As privileged democratic citizens, we need to go beyond what is and really stand up for democracy by challenging the current malaise: pursuing a more empowering agenda. If the principle of democracy is a correct one, then I believe the principle should be practiced at every opportunity – age should not lead to disqualification from the process. I would like to suggest that we need to involve young people more in our democratic processes, empowering them in ways that are engaging and meaningful. Opportunities need to be broadened and understandings increased so young people have seats at the tables that make so many decisions about their lives.

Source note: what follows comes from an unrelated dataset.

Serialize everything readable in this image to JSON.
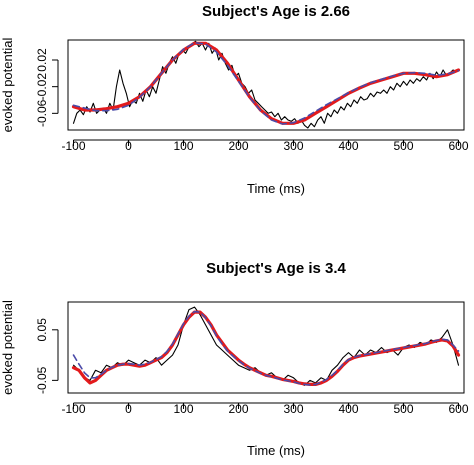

Before I get too critical of the state and its approach to involving young people in democratic processes, I have to ask if I am pointing out the speck in the eye of the Establishment, but ignoring the massive plank in the practices of the Christian faith I embrace. Whilst things are slowly improving, the church does not have a good track record of empowering young people and involving them in decision-making processes. Generalisations are always open to criticism, but I do not see too many places of faith giving children and young people, for example, full membership and voting rights. Committees and decision-making bodies are too often ‘adult only’ domains, or at best ones giving a tokenistic nod to the empowerment of young people and young adults.
Whilst we appear to have the title, branding and premise of a democracy, we seem a long way from this being something of real meaning and substance that serves everybody. Voting is just one action that can be taken to influence what the state, or church for that matter, does. Our democracy and expectation needs to go beyond simply asking people, young or old, to vote now and again.
The current voting age is an arbitrary boundary established by existing power-holders and, yes, we could lower the voting age. It has been 16 in the Crown Dependencies of Jersey, Guernsey, and the Isle of Man for several years and empowering 16 and 17 year olds had a dramatic effect in the Scottish Independence referendum. However, I believe we need to much more fully equip and inspire young people, to be fully involved in democratic processes – activism, campaigning, lobbying, advocating and, if necessary peaceful civil disobedience and dissent.
By his own admission, Russell Brand led a dysfunctional life, fuelled by substance abuses and driven by hedonistic goals. Having read his latest book and listened to him speak, I am in no doubt he has had a transformative spiritual experience and/or faith encounter. He is a reformed character. He understands the role faith plays in realising a better world. He understands Jesus (not in exclusive terms) as a ‘protagonist… from another dimension… saving humanity… ’. Fortunately, he maintains his zeal and wild side, but now channels this into the type of democratic activism I think we need to educate and empower our young people in. If we did, I dare to believe we would see less disillusionment with ‘what is’ and more opportunities to develop ‘what might be’: ourselves being protagonists and saving humanity, in whatever way we can.